The Nov. 8 ballot will ask Stow voters if they want the city to be committed to publishing a five-year capital spending plan.

Introduced by Stow Council President Jeremy McIntire, Issue 27 seeks to change the city charter to explicitly lay out budgeting plans for the future.

“This is just letting the taxpayers know what the priorities for the city are,” McIntire said. “In my opinion, the current budgeting process is pretty dated. We get a spreadsheet showing us all the spending and another for all the revenues, but things are not separated out by project or equipment. We don’t get a list of what we’re planning on doing, repairing or building.”

The proposed charter amendment would compel the city administration to publish an operating budget detailing day-to-day expenses of running the city and a capital budget outlining plans for spending on new projects before the year end, said McIntire.

“This would better define our budgeting procedure by separating out capital and operating needs separately to council for approval,” he said. “Then, in the same way we do now, we would bring them together and appropriate the money.”

McIntire said the goal is to provide a clearer idea for future development of bigger capital needs. He clarified that the long-range plan wouldn't require Stow to execute that plan beyond the first year.

“When you are looking at a five-year plan, you are not looking at a commitment to spend in five years," he said. "You are only looking at the budget for year one, not year four or five. You only define the current year, but it lets people know what the priorities are and what the city wants and where it is going. It will take a lot of the guesswork out of it. A five-year plan is a dynamic tool; it is ever-changing as emergencies happen and unforeseen things happen, so you move things around and have it as a basic planning tool. So we are not picking and choosing plans the same year we are funding them."

Stow Finance Director Jim Costello said city council is already given the information that Issue 27 proposes to build into the charter. He questioned whether a charter amendment is necessary to accomplish McIntire's planning goals.

“We have not been approached to discuss this issue,” he said. “We don’t disagree on planning a five-year budget. It would be a responsible thing to happen, but we have not discussed with Councilman McIntire what he wants to see in a budget.
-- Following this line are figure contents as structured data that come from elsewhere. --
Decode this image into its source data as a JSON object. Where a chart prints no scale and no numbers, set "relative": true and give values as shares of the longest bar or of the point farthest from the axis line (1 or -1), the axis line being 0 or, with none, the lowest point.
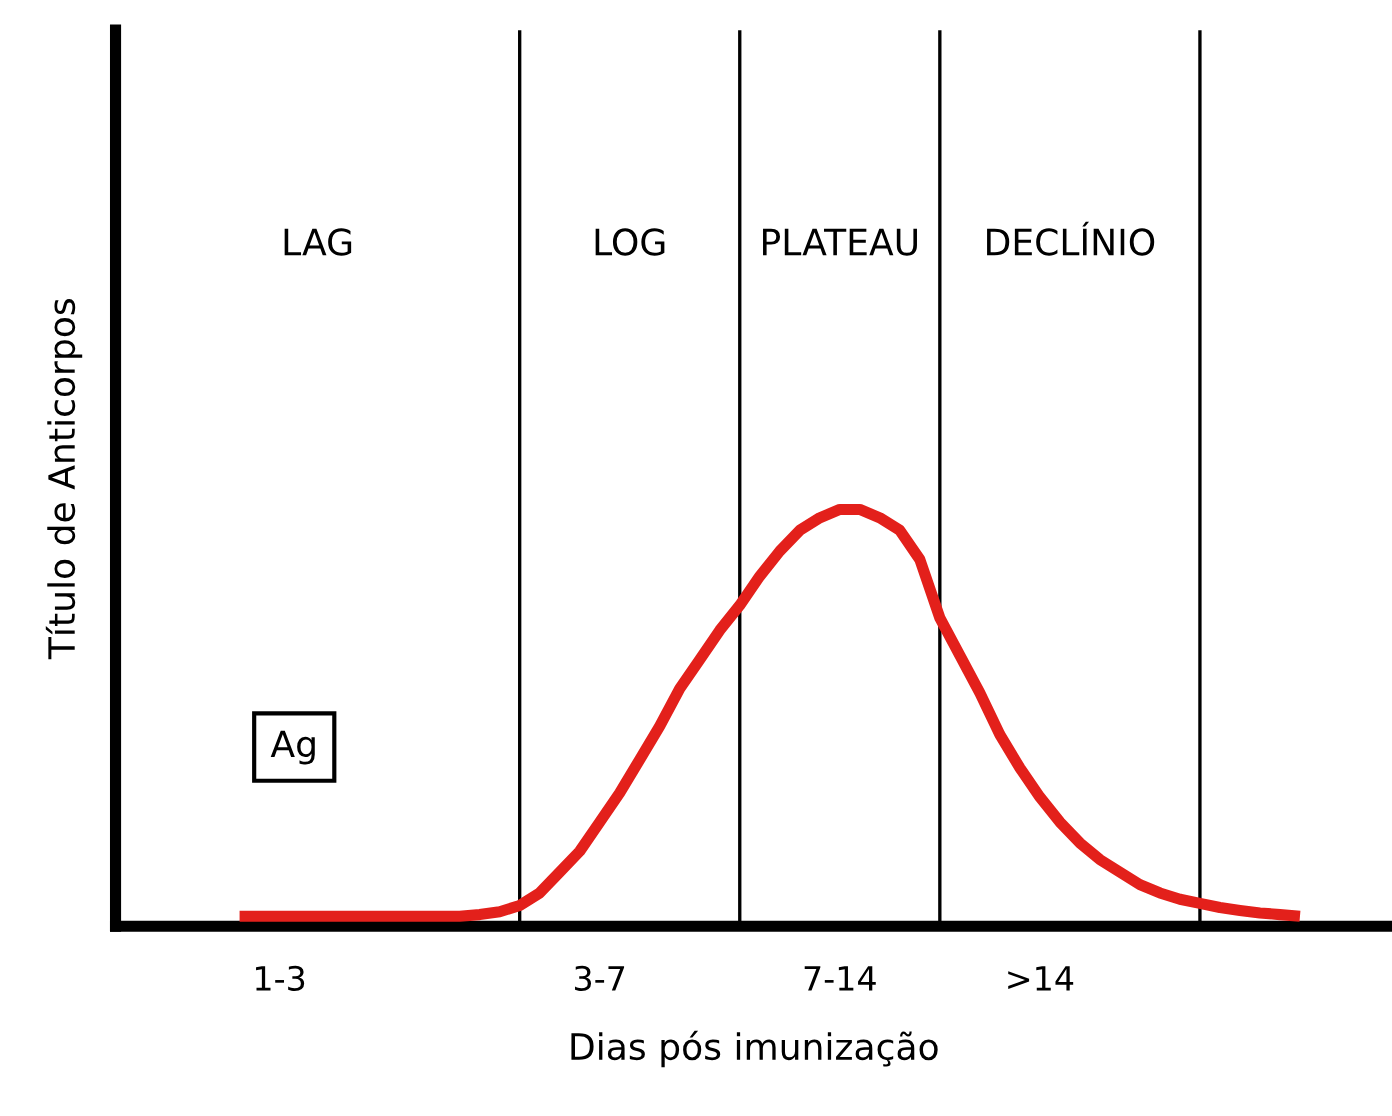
{
  "chart_data": {
    "type": "line",
    "relative": true,
    "xlabel": "Dias pós imunização",
    "ylabel": "Título de Anticorpos",
    "categories": [
      null,
      null,
      null,
      null,
      null,
      null,
      null,
      null,
      "1-3",
      null,
      null,
      null,
      null,
      null,
      null,
      null,
      null,
      null,
      null,
      null,
      null,
      null,
      null,
      null,
      "3-7",
      null,
      null,
      null,
      null,
      null,
      null,
      null,
      null,
      null,
      null,
      null,
      "7-14",
      null,
      null,
      null,
      null,
      null,
      null,
      null,
      null,
      null,
      ">14",
      null,
      null,
      null,
      null,
      null,
      null,
      null,
      null,
      null,
      null,
      null,
      null,
      null,
      null,
      null,
      null,
      null
    ],
    "series": [
      {
        "color": "#e3201b",
        "values": [
          null,
          null,
          null,
          null,
          null,
          null,
          0.024,
          0.024,
          0.024,
          0.024,
          0.024,
          0.024,
          0.024,
          0.024,
          0.024,
          0.024,
          0.024,
          0.024,
          0.028,
          0.035,
          0.05,
          0.08,
          0.13,
          0.18,
          0.25,
          0.32,
          0.4,
          0.48,
          0.57,
          0.64,
          0.71,
          0.77,
          0.84,
          0.9,
          0.95,
          0.98,
          1.0,
          1.0,
          0.98,
          0.95,
          0.88,
          0.74,
          0.65,
          0.56,
          0.46,
          0.38,
          0.31,
          0.25,
          0.2,
          0.16,
          0.13,
          0.1,
          0.08,
          0.065,
          0.055,
          0.045,
          0.038,
          0.032,
          0.028,
          0.024,
          null,
          null,
          null,
          null
        ]
      }
    ],
    "annotations": [
      "LAG",
      "LOG",
      "PLATEAU",
      "DECLÍNIO",
      "Ag"
    ],
    "grid": false,
    "legend": false,
    "marker": "none",
    "line_style": "solid"
  }
}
This really does not need to be in the charter, it could be in discussions.”

McIntire said he tried to go through council on this issue but didn’t get very far.

“I introduced legislation last year to try and do this through the legislative process, but the administration took offense and said it wasn’t the council’s role to do,” he said. “So I withdrew it and decided to put it into a charter amendment and let the voters decide.”
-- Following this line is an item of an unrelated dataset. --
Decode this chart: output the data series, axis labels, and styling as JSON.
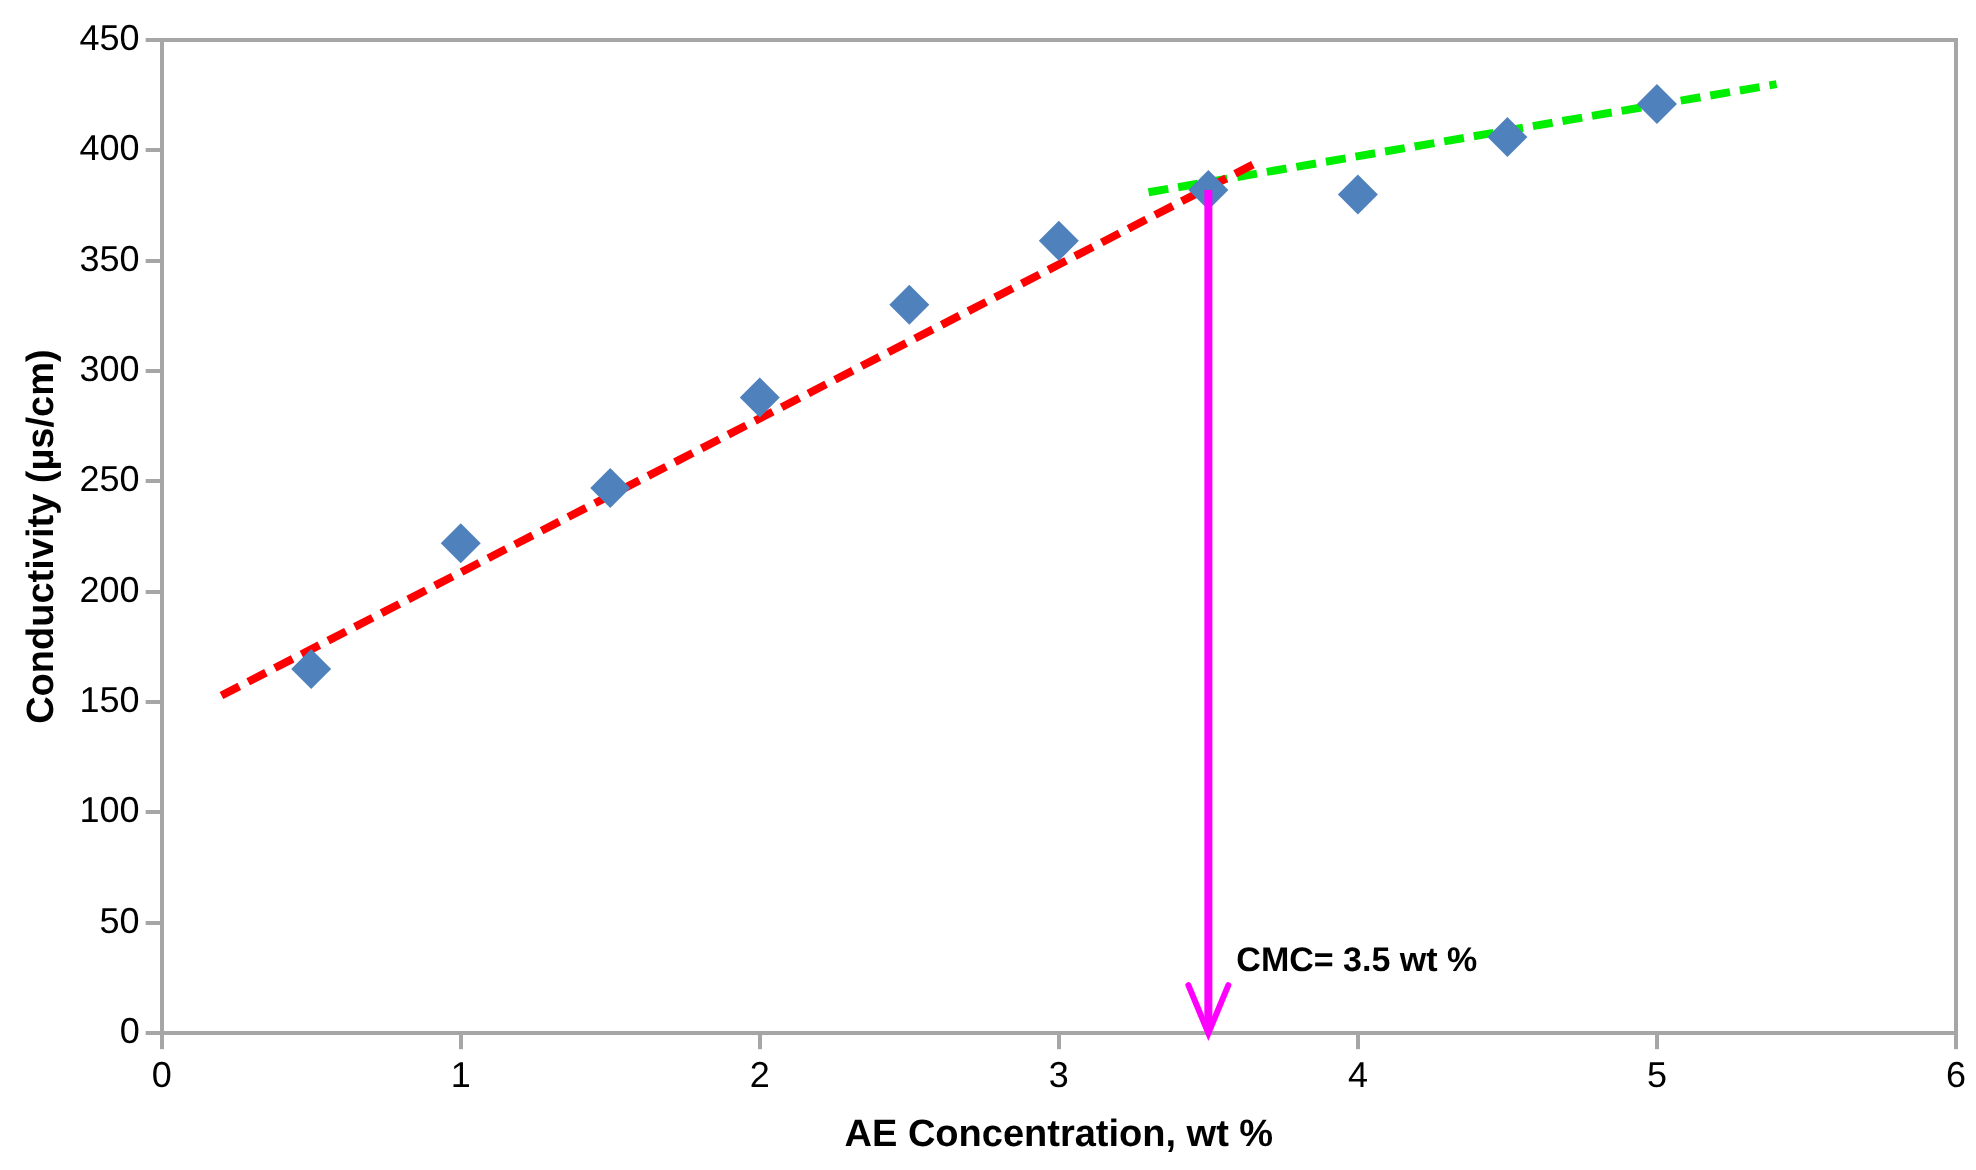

The change would also help the city be prepared to act quickly and take advantage of funding opportunities, McIntire said.

“If we know what we want to do, we can make decisions – for example, if we want to borrow,” he said. “Some projects come with federal funding, like Route 91, and we are only paying 20 cents on the dollar, and we have to be ready to act. We cannot afford to not [act].

“The city has really overhauled in the past few years – we have updated software and programs. We are setting up future councils, finance directors and administrations to build on the success of the last few years. Even during the pandemic, we got things done, even if slower. These are the tools we need to put into place to set up future officials for continued success.”